If your subject turns away from the camera, go with it. Try photographing him or her in profile.


2. Plan your shot.

When you look through the lens, think of it as an empty canvas. What goes on that canvas is your decision. You choose what’s in the background and what you want to frame.

Ask yourself: Is that what you really want to see in the photograph? Could something be moved, added or subtracted? What does it look like if you turn the camera? Try taking landscape and portrait shots to see.

Here’s some other more specific tips about planning your shot:

  • Never cut off hands at the wrist. Hands and eyes are typically the most important things in a photo.

  • Make sure they are well fed and hydrated. This may seem obvious, but your children are far more likely to cooperate and smile when they are fed. If I know I’m going to try and take a family photo on a certain day, I always make sure to have extra snacks and possibly even a yummy treat to enjoy after the shoot is over. Bribing is not part of our regular parenting mantra, but on rare occasions, the promise of something sweet never hurts ;)


3. Eliminate distractions.

If possible, leave the toys, bikes, scooters, etc behind, just for a little while. Trying to get those items out of their hands for the shot can be challenging and sometimes lead to a total meltdown. So try to sneak away from any distracting items to get the shot you want.


4. Go outside.

This is probably the most important tip I can give. Natural light is the best light. Ideally, you can be outside on a nice day but in a shady spot. That type of scenario will create the best possible scenario for an amatuer photographer to take a professional photo. Cloudy days can always be perfect for this. If shade isn’t available, at least make sure the sunlight is facing you and not at your back.


5. Hold the camera or phone steady.

One of the best pieces of advice I was ever given was to treat your iphone camera like its a professional camera. It may sound silly, but if you imagine that you’re holding a very powerful and expensive camera, all of the sudden, you begin to take more care in the shot you’re about to take. The truth is, a new iPhone camera can take INCREDIBLE photos if you treat it as such. Other great tools to get a steady shot are a gorilla pod or a table tripod to keep your camera still.


6. Get an assistant.

Asking a stranger to snap a photo can be a total gamble. But sometimes you don’t have a tripod on hand and you really need to get the shot. Whenever I’m in that situation, I try to look around for someone who has a really nice camera themselves. This person is typically either a professional photographer or an amateur that really takes care in taking photos. I also tend to look for younger people as they tend to naturally have a better eye for photography (thanks instagram).

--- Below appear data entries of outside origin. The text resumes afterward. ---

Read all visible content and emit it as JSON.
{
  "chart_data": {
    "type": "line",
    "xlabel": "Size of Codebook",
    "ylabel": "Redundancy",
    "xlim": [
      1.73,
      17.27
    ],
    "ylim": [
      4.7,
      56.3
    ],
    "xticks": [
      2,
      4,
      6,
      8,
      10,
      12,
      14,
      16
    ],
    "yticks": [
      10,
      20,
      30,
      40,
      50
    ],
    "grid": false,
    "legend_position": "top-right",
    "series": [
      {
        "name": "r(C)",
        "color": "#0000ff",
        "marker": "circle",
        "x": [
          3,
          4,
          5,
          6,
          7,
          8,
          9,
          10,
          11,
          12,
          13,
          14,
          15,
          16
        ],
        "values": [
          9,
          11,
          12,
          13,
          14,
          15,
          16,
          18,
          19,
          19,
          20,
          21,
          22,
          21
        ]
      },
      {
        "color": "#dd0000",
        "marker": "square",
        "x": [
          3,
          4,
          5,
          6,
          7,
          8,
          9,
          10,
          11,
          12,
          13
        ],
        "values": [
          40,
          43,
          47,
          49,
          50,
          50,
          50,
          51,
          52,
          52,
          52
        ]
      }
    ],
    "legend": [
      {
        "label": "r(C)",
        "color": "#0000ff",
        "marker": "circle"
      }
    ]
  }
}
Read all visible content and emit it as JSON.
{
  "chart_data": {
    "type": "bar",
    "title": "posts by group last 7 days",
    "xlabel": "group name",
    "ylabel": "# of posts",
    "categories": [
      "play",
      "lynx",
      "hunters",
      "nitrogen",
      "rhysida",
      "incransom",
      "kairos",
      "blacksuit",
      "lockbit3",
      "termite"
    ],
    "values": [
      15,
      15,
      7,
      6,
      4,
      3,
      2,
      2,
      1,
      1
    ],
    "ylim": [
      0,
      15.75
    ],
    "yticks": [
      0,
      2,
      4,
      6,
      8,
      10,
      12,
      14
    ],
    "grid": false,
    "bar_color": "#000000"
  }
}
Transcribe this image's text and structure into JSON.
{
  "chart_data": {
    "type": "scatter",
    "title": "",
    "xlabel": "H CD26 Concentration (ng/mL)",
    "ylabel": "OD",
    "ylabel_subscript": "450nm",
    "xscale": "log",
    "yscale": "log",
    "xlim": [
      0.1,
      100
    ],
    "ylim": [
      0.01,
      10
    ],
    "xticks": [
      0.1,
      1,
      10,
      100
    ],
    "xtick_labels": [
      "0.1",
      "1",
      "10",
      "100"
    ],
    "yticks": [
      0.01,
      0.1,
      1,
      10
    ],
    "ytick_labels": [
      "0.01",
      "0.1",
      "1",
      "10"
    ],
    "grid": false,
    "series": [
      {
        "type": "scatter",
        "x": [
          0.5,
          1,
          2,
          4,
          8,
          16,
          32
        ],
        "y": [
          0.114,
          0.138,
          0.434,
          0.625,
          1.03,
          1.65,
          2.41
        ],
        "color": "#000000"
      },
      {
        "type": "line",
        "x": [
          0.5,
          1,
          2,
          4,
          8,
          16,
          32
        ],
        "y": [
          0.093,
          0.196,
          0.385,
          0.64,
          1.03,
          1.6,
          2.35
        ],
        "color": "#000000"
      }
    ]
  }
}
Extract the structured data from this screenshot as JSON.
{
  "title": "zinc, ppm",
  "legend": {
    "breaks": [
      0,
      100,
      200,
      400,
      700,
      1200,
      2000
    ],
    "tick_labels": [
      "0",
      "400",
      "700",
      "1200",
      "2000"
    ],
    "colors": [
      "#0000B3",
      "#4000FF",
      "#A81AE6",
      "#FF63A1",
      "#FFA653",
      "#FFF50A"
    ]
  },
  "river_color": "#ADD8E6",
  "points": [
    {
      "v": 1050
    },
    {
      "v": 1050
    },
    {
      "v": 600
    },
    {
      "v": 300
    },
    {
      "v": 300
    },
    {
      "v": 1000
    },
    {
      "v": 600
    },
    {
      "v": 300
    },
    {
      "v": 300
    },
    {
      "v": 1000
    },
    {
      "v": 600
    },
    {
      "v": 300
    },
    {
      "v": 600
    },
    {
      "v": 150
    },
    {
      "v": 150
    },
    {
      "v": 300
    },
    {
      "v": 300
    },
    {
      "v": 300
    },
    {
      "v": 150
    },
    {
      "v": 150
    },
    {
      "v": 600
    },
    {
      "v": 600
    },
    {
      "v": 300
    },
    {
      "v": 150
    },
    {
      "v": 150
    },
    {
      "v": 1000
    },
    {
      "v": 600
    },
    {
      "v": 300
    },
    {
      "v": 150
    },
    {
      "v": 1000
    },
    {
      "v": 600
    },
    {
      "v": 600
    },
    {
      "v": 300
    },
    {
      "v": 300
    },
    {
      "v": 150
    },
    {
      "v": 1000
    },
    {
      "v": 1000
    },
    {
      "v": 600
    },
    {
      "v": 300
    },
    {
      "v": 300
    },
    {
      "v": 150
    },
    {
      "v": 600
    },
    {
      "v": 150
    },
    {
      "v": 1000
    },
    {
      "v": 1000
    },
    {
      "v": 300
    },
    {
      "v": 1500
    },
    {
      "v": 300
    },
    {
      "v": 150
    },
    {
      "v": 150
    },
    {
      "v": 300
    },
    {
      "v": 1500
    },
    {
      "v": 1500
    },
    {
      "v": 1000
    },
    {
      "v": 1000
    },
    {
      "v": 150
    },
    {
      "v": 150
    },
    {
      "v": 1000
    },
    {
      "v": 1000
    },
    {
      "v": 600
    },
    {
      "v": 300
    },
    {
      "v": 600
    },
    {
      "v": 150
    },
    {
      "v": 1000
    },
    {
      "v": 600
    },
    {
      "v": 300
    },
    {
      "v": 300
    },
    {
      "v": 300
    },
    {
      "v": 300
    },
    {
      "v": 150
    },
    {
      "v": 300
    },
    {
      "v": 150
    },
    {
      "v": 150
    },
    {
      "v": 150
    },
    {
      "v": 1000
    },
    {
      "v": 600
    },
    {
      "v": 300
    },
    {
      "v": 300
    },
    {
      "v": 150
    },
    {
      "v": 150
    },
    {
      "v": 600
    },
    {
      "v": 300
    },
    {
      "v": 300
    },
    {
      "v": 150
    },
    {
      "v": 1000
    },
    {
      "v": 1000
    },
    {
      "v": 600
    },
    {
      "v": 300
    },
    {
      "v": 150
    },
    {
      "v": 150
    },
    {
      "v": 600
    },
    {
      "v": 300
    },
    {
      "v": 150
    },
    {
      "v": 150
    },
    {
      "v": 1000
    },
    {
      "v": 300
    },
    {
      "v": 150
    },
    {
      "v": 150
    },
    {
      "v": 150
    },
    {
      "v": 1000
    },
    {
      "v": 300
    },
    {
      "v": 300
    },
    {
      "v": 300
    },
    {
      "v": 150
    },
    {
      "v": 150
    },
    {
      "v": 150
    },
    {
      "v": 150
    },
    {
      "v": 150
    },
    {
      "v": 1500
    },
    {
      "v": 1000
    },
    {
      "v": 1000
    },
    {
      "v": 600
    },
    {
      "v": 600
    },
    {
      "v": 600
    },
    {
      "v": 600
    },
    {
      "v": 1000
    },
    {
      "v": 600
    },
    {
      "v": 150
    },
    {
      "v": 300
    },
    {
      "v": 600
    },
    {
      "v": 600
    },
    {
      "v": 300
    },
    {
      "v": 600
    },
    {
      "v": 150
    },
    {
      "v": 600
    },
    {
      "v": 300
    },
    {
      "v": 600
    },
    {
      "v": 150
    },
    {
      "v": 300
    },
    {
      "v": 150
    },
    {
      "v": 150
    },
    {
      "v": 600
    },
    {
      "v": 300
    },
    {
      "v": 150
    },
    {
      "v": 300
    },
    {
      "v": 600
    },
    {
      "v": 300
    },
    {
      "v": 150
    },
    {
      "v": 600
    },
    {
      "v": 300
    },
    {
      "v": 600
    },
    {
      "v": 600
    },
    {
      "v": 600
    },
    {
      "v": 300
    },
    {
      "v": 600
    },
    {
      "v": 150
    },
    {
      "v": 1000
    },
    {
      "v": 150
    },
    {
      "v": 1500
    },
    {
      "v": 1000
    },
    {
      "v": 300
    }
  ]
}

7. Keep your subjects occupied.

Involving your children in the process can really help to ensure they cooperate. Making them feel like their helping by asking them to bring a prop, help find a location, or tie their siblings’ shoe. The point is to make them feel like they are part of the team and that they are contributing to the overall goal. Then, once you’re actually shooting, you can continue the process by asking them to do something specific for the photo such as lean against the wall or cuddle up in their favorite jacket. Distracting them with a “task” also helps to ensure a more candid photo.